Stoner comedy twists up some laughs

  • By Robert Horton Herald Movie Critic
  • Tuesday, August 5, 2008 2:23pm
  • Life

So Cheech and Chong are going out on tour again for the first time in forever, just as “Pineapple Express” hits theaters. Is some PR firm pulling the strings here?

After you see the exquisitely calibrated stoner jokes in this movie, you might wonder. It’s a mess, but “Pineapple Express” has enough tasty sequences to justify its lapses.

The film’s mildly Hitchcockian premise: A process server (Seth Rogen, the frizzy “Knocked Up” star) and his dope dealer (James Franco, from the “Spider-Man” movies) are accidentally drawn into a criminal vortex when Rogen witnesses a murder and is spotted at the scene of the crime.
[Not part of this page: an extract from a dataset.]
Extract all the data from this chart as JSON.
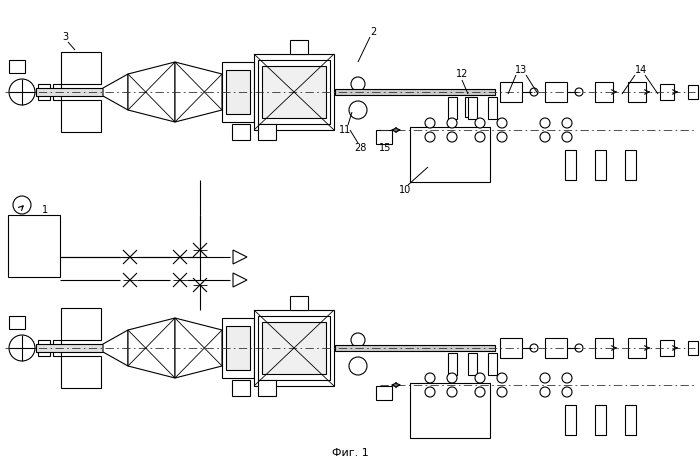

What begins as a drowsy comedy ends in actual mayhem. The film doesn’t always blend its different tones of goofball humor and onscreen death, but I’m not sure it wanted to. Director David Gordon Green, the talented maker of such low-key arthouse movies as “All the Real Girls,” emulates the kind of difficult 1970s mood-bender that Robert Altman managed so well.

Rogen, who sounds like a cartoon bear, and Franco, who sounds barely awake, have some of the funniest exchanges heard in movies this year. In their first scene, Rogen just wants to pick up a little recreational weed, but Franco traps him with druggy patter.

Contemplating a uniquely potent cross-shaped joint, Franco muses, “It’s almost a shame to smoke it … it’s like killin’ a unicorn.”

A nonsensical night spent in a forest has a similar dazed and confused quality, and when the duo travel to meet a connection (Danny R. McBride, the star of “The Foot Fist Way”), they take on another layer of zonked glory.

“Pineapple Express” is from Judd Apatow’s production mill, and it was written by Rogen and Evan Goldberg (they wrote “Superbad”) with Apatow’s help. So along with the R-rated humor, expect a great deal of elaborate male bonding (and don’t expect any lectures about the dangers of casual marijuana use).

I think the movie goes on too long, and at times the collision of comedy and head-splitting violence is downright weird. But after the smoke has cleared, you’ll remember the hilarity of Rogen and Franco trying to communicate — a source of humor that Cheech and Chong understood long ago.